Читаем The Great Terror полностью

Of his leading opponents in post-Revolutionary Georgia, while he had Mdivani shot, he made a remarkable exception to the Purge in sparing Philip Makharadze. Makharadze, though publicly censured for various errors in the particularly sensitive field of Georgian Party history,60 remained Chairman of the Presidium of the Georgian Supreme Soviet until he died, in good odor, in 1943. His survival is very peculiar—unless, indeed, we regard the reprieve as amounting to no more than four years’ imminent expectation of arrest, and see in it a particularly subtle piece of revenge.

What may be a curious remnant of Caucasian chivalry can be seen in one of Stalin’s more general omissions from the Purge lists. He had no objection to killing or imprisoning women—in fact, “wife” is mentioned as a normal category for execution (see here). But within the inner Party itself, there is a curious survival of Old Bolshevik women. Krupskaya, Lenin’s widow, is in a sense a special case, though she had been strong in the opposition to Stalin in the 1920s and had given him personal offense. But it would not by any means be beyond Stalin’s powers or beyond the usual scope of his malice to prove that Lenin’s wife had betrayed her husband.

But there are many other cases of Old Bolshevik women surviving. Elena Stasova lasted right through the Stalin epoch. L. A. Fotieva, Lenin’s secretary, who must also have known a good deal about what was one of Stalin’s most sensitive points—the quarrel with Lenin in his last days—was also spared. So was K. I. Nikolayeva, the only woman full member of the 1934 Central Committee apart from Krupskaya, who was one of the few who was carried over into the Committee elected in 1939, and she was an ex-Zinovievite at that. Another case was R. S. Zemlyachka, member of the 1904 Central Committee. A brutal terrorist, she had been Bela Kun’s chief colleague in the great slaughter in the Crimea in 1920, to which Lenin himself had objected. She survived, while Kun went to the execution cellars. Alexandra Kollontai, the star of the Workers’ Opposition, had been married to Dybenko and had lived with Shlyapnikov. On top of all this, after her acceptance of the Stalin line she remained as Ambassador (to Sweden), a profession which was anyhow almost invariably fatal. Yet she survived the Stalin epoch unscathed, en poste

.

Psychologists might make something about this trait of Stalin’s. In any case, it is a comparatively human characteristic and one perhaps harking back to Caucasia as much as the blood feud does. Another “category” to be spared has no such obvious source: the former Bolshevik members of the Duma (including Grigori Petrovsky, who was under the direct threat in 1939) all survived.

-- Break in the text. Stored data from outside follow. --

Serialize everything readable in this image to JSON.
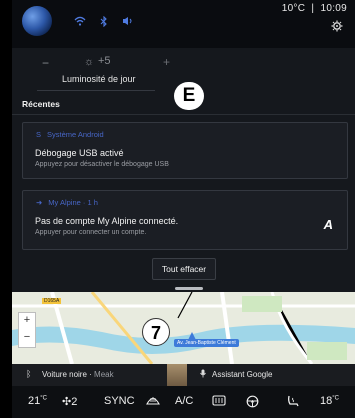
{
  "status": {
    "temperature": "10°C",
    "time": "10:09",
    "quick_icons": [
      "wifi-icon",
      "bluetooth-icon",
      "speaker-icon"
    ]
  },
  "brightness": {
    "minus": "−",
    "value": "+5",
    "plus": "+",
    "label": "Luminosité de jour"
  },
  "marker_e": "E",
  "recent": {
    "title": "Récentes",
    "notifications": [
      {
        "app": "Système Android",
        "title": "Débogage USB activé",
        "subtitle": "Appuyez pour désactiver le débogage USB"
      },
      {
        "app": "My Alpine · 1 h",
        "title": "Pas de compte My Alpine connecté.",
        "subtitle": "Appuyer pour connecter un compte.",
        "logo": "A"
      }
    ],
    "clear_all": "Tout effacer"
  },
  "marker_7": "7",
  "map": {
    "road_sign": "D165A",
    "street": "Av. Jean-Baptiste Clément",
    "zoom_in": "+",
    "zoom_out": "−"
  },
  "media": {
    "source": "Voiture noire",
    "artist": "Meak",
    "assistant": "Assistant Google"
  },
  "climate": {
    "left_temp": "21",
    "left_unit": "°C",
    "fan_level": "2",
    "sync": "SYNC",
    "ac": "A/C",
    "right_temp": "18",
    "right_unit": "°C"
  },
  "colors": {
    "accent": "#4f7be0",
    "panel": "#15181d",
    "card": "#1b1e24"
  }
}
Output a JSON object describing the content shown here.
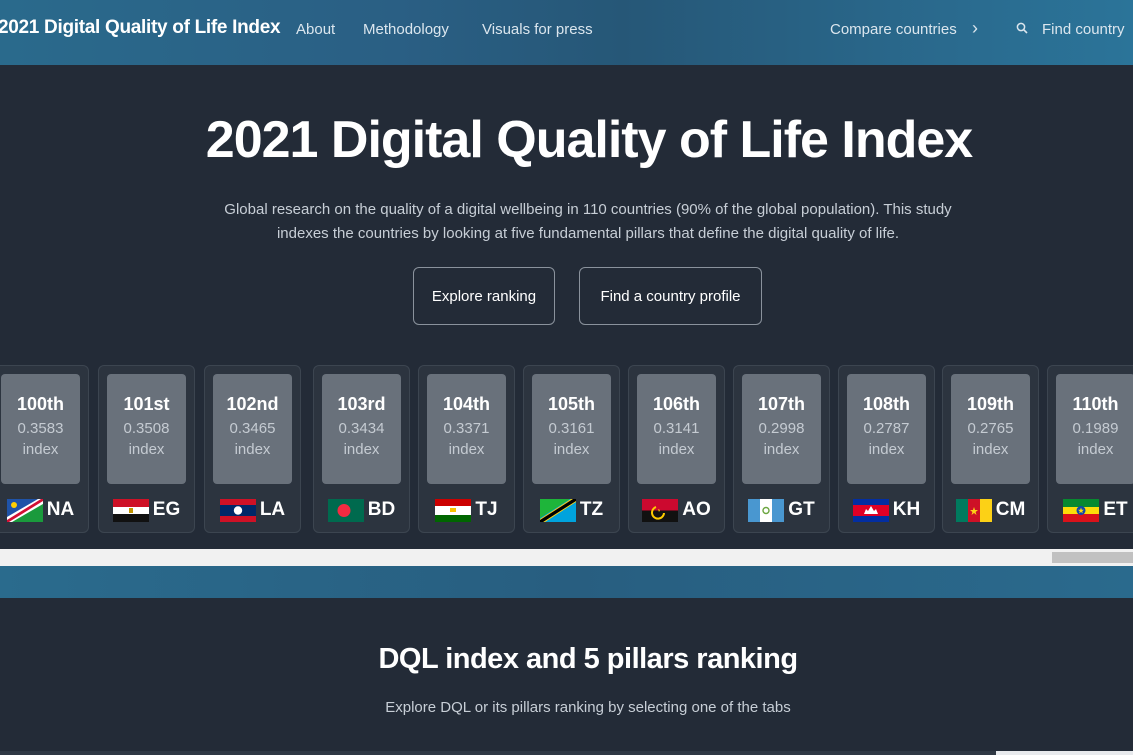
{
  "nav": {
    "brand": "2021 Digital Quality of Life Index",
    "links": [
      "About",
      "Methodology",
      "Visuals for press"
    ],
    "compare": "Compare countries",
    "find": "Find country"
  },
  "hero": {
    "title": "2021 Digital Quality of Life Index",
    "desc_line1": "Global research on the quality of a digital wellbeing in 110 countries (90% of the global population). This study",
    "desc_line2": "indexes the countries by looking at five fundamental pillars that define the digital quality of life.",
    "btn_explore": "Explore ranking",
    "btn_find": "Find a country profile"
  },
  "cards": [
    {
      "rank": "100th",
      "score": "0.3583",
      "label": "index",
      "code": "NA"
    },
    {
      "rank": "101st",
      "score": "0.3508",
      "label": "index",
      "code": "EG"
    },
    {
      "rank": "102nd",
      "score": "0.3465",
      "label": "index",
      "code": "LA"
    },
    {
      "rank": "103rd",
      "score": "0.3434",
      "label": "index",
      "code": "BD"
    },
    {
      "rank": "104th",
      "score": "0.3371",
      "label": "index",
      "code": "TJ"
    },
    {
      "rank": "105th",
      "score": "0.3161",
      "label": "index",
      "code": "TZ"
    },
    {
      "rank": "106th",
      "score": "0.3141",
      "label": "index",
      "code": "AO"
    },
    {
      "rank": "107th",
      "score": "0.2998",
      "label": "index",
      "code": "GT"
    },
    {
      "rank": "108th",
      "score": "0.2787",
      "label": "index",
      "code": "KH"
    },
    {
      "rank": "109th",
      "score": "0.2765",
      "label": "index",
      "code": "CM"
    },
    {
      "rank": "110th",
      "score": "0.1989",
      "label": "index",
      "code": "ET"
    }
  ],
  "section": {
    "title": "DQL index and 5 pillars ranking",
    "subtitle": "Explore DQL or its pillars ranking by selecting one of the tabs"
  }
}
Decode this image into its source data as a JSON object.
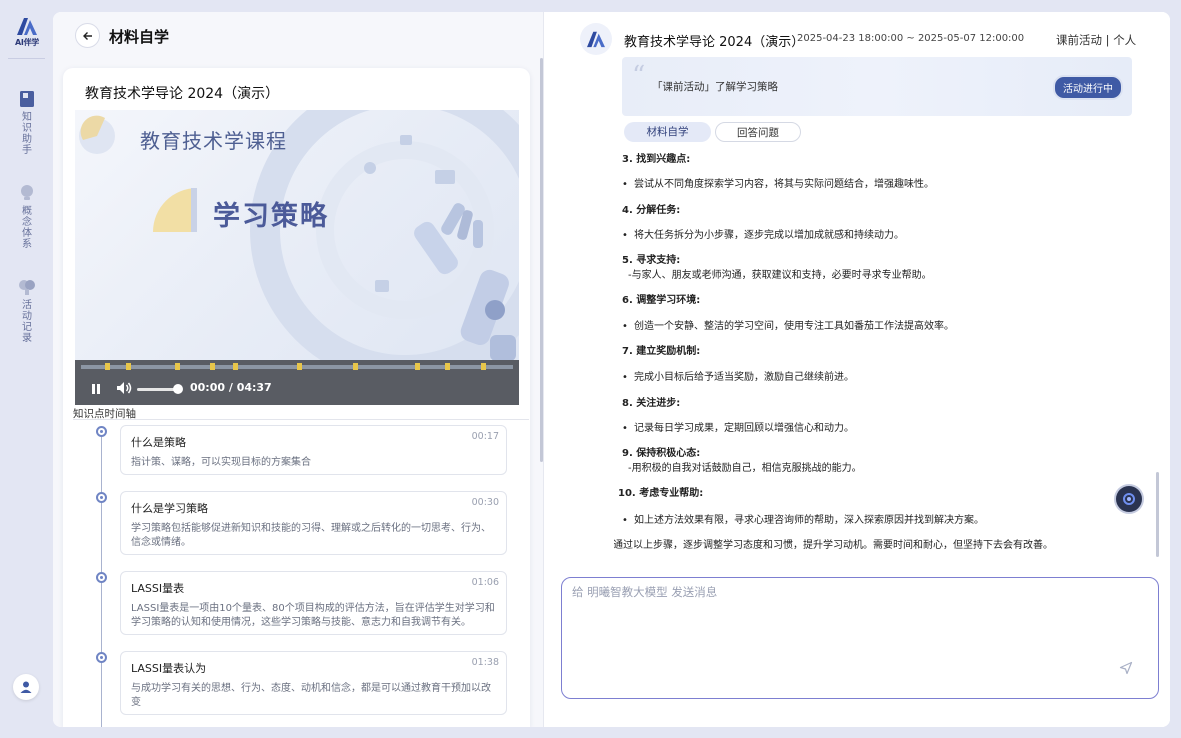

But when all is said, we are still peering into the glooms of an extreme reticence. A shrewd Soviet official, who was impressed by Stalin’s patience and also by his capriciousness, comments, “That rare combination is the principal key to his character.”61 Doubtless this is a sound view, yet it only takes us into the outskirts of a full understanding.

Even as to his political aims, he never spoke his mind. That he knew in general what he was doing cannot be doubted. It is much more difficult, as we have seen, to tell how far he had made his aims explicit even in his own mind, and how far ahead he looked during a given crisis. What he had, politically speaking, was less definite than a planned control of developments. It was, rather, the feel of events, the flow. In this he was unsurpassed among his contemporaries.

We do not need to posit a conscious long-term plan to say that in a general way the drive for power was Stalin’s strongest and most obvious motivation. There have been men, like Cromwell, whose paths to supreme power were truly accidental, who neither planned nor particularly wished for the result. This is quite certainly not true of Stalin.

Bukharin said plainly, “At any given moment he will change his theories in order to get rid of someone.”62 But politically speaking, this shows a basic consistency. The one fundamental drive that can be found throughout is the strengthening of his own position. To this, for practical purposes, all else was subordinate. It led him to absolute power. As Machiavelli points out, though the actual seizure of power is difficult in despotic States, once seized, it is comparatively easy to hold. And Stalin seized it and held it.